Ending our week on quadriceps, I feel that I have found new ways of stretching and targeting different muscles to find those sweet spots that feel so nice to work on. We have learned about our body and why the quads are so important to pay attention too.
A lot of knee problems might result from tight quads. If you look at the picture below, you will understand better why. The quads are actually a group of 4 muscles: The Rectus Femoris, Vastus Medialis, Vastus Intermedius and Vastus lateralis. Their primary function is to extend the knee. As such, they are the agonists and their antagonists are the Hamstrings. The hamis’ primary function is to bend the knee (refer to the previous article to know more about Hamis). The quads form that large mass of muscles on the front of your tights.
The Vastus Medialis, Vastus Intermedius and Vastus lateralis originate on the femur bone, while the Rectus Femoris – which is as well a hip flexor, originates on the pelvis (Ilium). They all join together to create a big tendon that slides under the patella (or knee cap) and inserts on your tibialis (one of the bones in your lower leg). Check out the picture, see those white areas around the knee? That’s what I mean.
So if those muscles get tight, they shorten right? If they shorten, they are going to pull up, creating tension on the knee. Knee problems can have many causes but this is one that I often find relevant for people who run a lot or train hard at the gym.
Tight quads can as well create lower back tension, especially if the Rectus Femoris is tight. It is going to bring the pelvis out of alignment creating a crushing effect in the lumbar spine. But this is a complex issue that I won’t develop here. If you need to know more about your personal situation, I would recommend seeing a pro such as a physio or massage therapist.
It is important to stretch the Quadriceps but I find that there is an interesting phenomenon that can happen regarding the knee. You know how we can often live which aches and pains and put up with it for a while (even if we shouldn’t;-)? Well, if you have knee pain it’s a lot harder to put up with. Pain in the knees are harder to bear. So with that in mind, when it comes to stretching, there can be a feeling of uneasiness and discomfort if sensations of pulling in the knees happen. We can learn about our bodies and the way our mind functions big time here. It is very important to distinguish ‘good’ pain and ‘bad’ pain. Bad pain is sharp, very unsettling and you kind of know that something is not quite right. Get out of the pose then and ask the teacher for help to modify the pose or drop it completely. Then there is the pain in the knee that is more like a ‘gentle pulling’, a sensation of stretching. It should NOT be too intense… so it means that it’s ok, that the mind can settle down having thought rationally about what’s actually going on. Being able to use our intelligence to resonate will help us relax in the pose and allow the Quads to stretch harmoniously. Always ask the teacher if you have any doubts, it’s better to double check than injure yourself!

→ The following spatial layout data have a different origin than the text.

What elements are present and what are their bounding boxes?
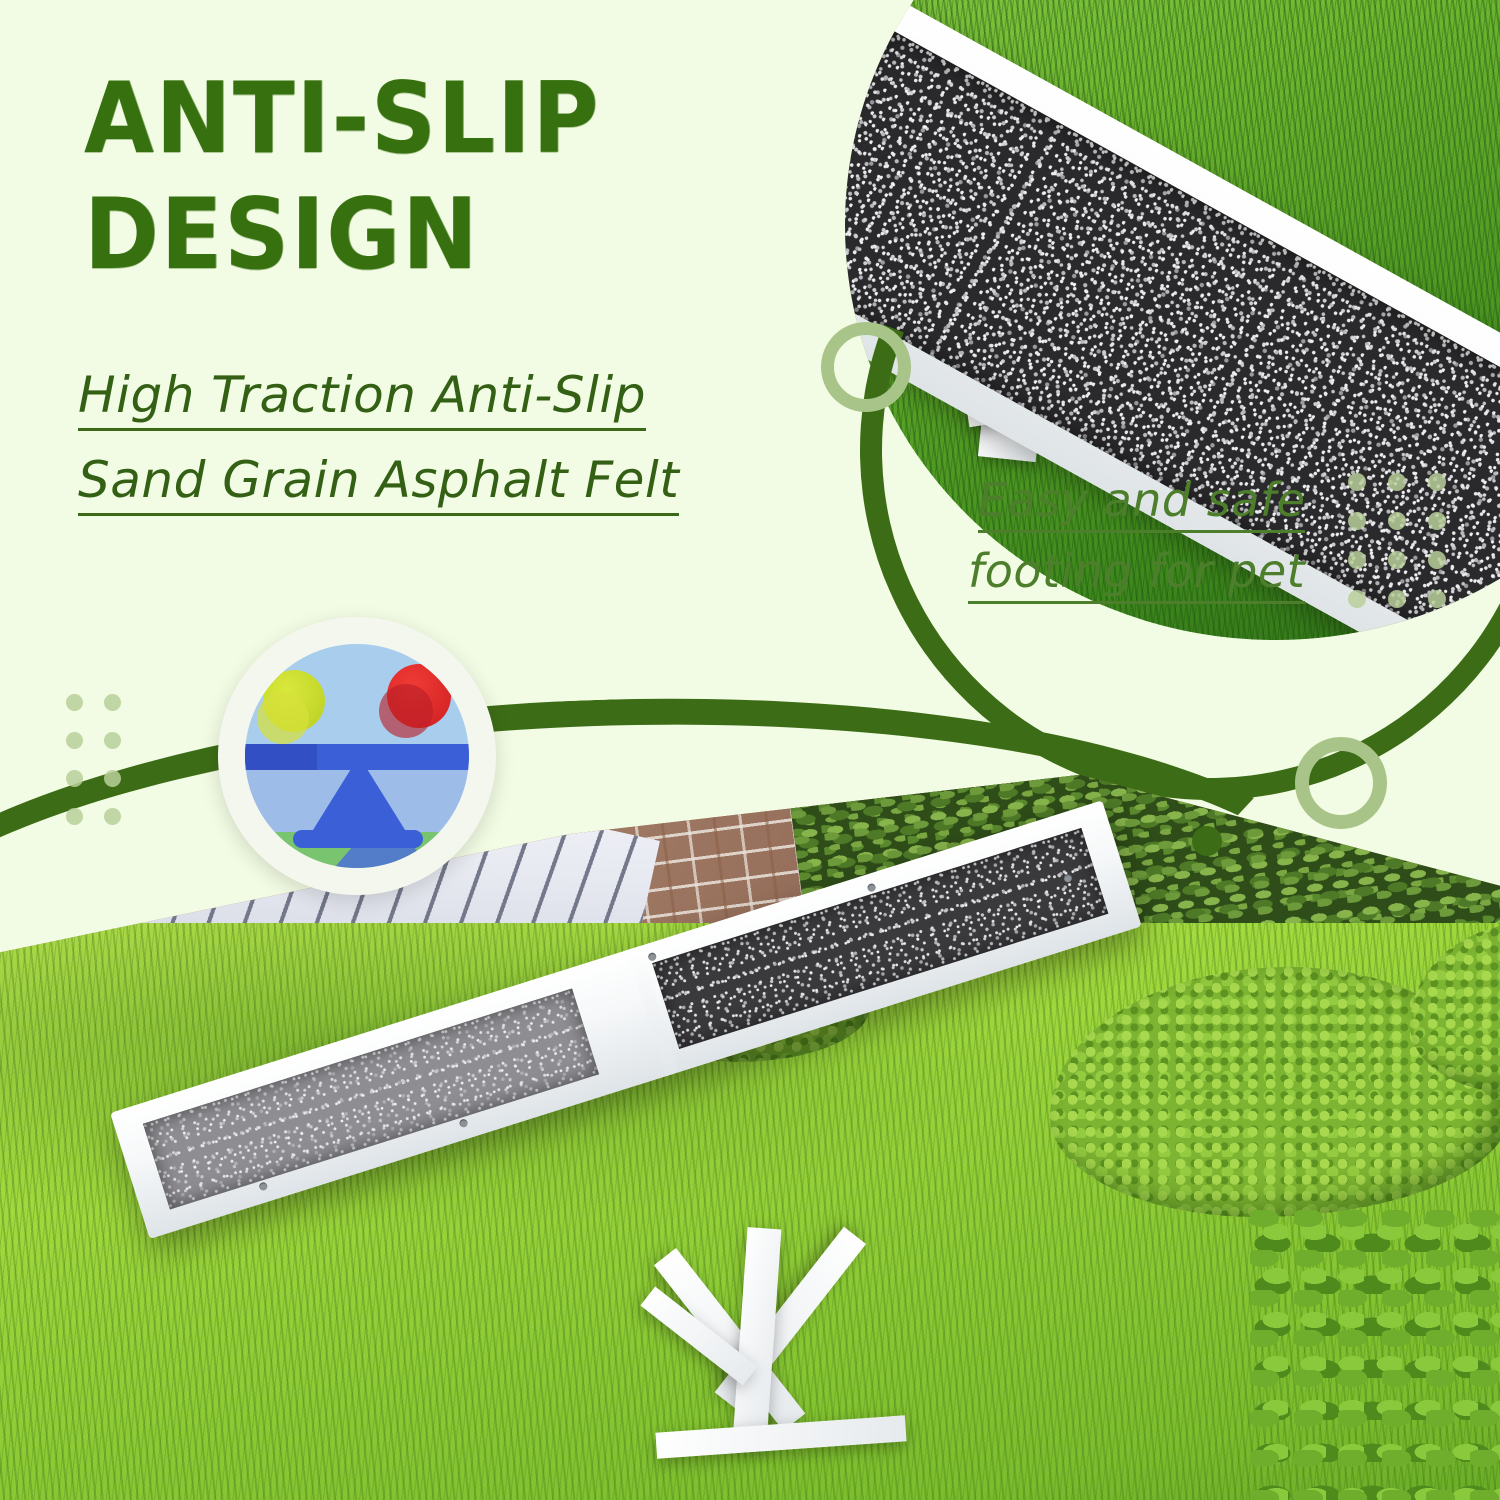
seesaw-balance-icon — [218, 617, 496, 895]
headline-line-1: ANTI-SLIP — [84, 62, 600, 176]
subheadline-line-2: Sand Grain Asphalt Felt — [78, 455, 679, 516]
plank-felt-surface-high — [652, 828, 1109, 1049]
badge-ball-red — [387, 664, 451, 728]
dot-pattern-left — [66, 694, 142, 846]
badge-fulcrum-base — [293, 830, 423, 848]
pet-seesaw-garden-photo — [0, 760, 1500, 1500]
badge-ball-yellow — [263, 670, 325, 732]
subheadline-line-1: High Traction Anti-Slip — [78, 370, 646, 431]
decorative-ring-left — [821, 322, 911, 412]
badge-beam — [245, 744, 469, 770]
caption-line-1: Easy and safe — [978, 477, 1305, 533]
decorative-ring-right — [1295, 737, 1387, 829]
headline-line-2: DESIGN — [84, 188, 673, 282]
dot-pattern-right — [1348, 473, 1468, 629]
caption-line-2: footing for pet — [968, 548, 1305, 604]
poster-canvas: ANTI-SLIP DESIGN High Traction Anti-Slip… — [0, 0, 1500, 1500]
seesaw-base-frame — [620, 1228, 920, 1458]
plank-felt-surface-low — [143, 988, 600, 1209]
seesaw-plank — [110, 800, 1142, 1239]
page-title: ANTI-SLIP DESIGN — [84, 72, 673, 282]
decorative-green-arc-cap — [1192, 826, 1222, 856]
pet-seesaw-product — [0, 760, 1500, 1500]
badge-disc — [245, 644, 469, 868]
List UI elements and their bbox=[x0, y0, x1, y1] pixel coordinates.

Here are a few reminders of the poses (Asanas) that we practised this week.
In this first series of ‘lunges’, remember the stepping steps:
- Place some cushioning under your back knee and bring the other foot forward. Make sure that the front knee doesn’t passes the ankle. You might have to modify your stance after following the next steps.
- Tuck the back toes under, lift your leg and replace the back knee on the floor, applying weight on top of the patella and not on the kneecap itself.
- Place your hands onto your hips, adjust your pelvis. Feel the two ‘front hip bones’ (ASIS) and make sure they are both square to the front of the room. Posterior tilt your pelvis by bringing your pubic bone up and tailbone down. Engage your core. Keep all of that engaged now!
- Then choose your hands placement. It can be on a chair that has been previously placed in front of your front leg; or on your hips, in front of your heart or arms above. Remember as well than when the arms are up, you have to draw your rib points in more to avoid over extending in your lower back. Keep your fingers active and lift up from the sternum. This last option intensify the stretch are their is more weight redistribution that goes into the Quads and knees.
- Stay present with your mind focused on your breath. Allow gravity to gently pull tha pelvis down. Your job is to slowly relax in the stretch first.
- Then use a PNF stretch: pull the front heel to the back knee, use your muscular strength to do so and hold for two breath. Then gently release on the exhale and allow the pelvis to drop a little more towards the floor. Hod for a few more breath then slowly come out of the pose and switch side.
You can as well grab the back foot, move your pelvis back and pull the heel to your butt cheek, then allow the pelvis to gently start lowering to the floor.
Here are some photos that illustrate what we practised. All are lunges variations. Remember the stepping steps mentioned above and be patient! Hold for at least 5 breaths on each side for each pose. In between, take breaks on all 4, stretch one leg at a time and shake.
The last one is Warrior I (Virabadhrasana I) and has the back foot flat on the floor. Shorten your stance a little bit so you will be able to square your hips to the front more easily. For this pose (as well as Crescent warrior – back leg straight heel up) you should strongly activate your back leg by lifting your back kneecap.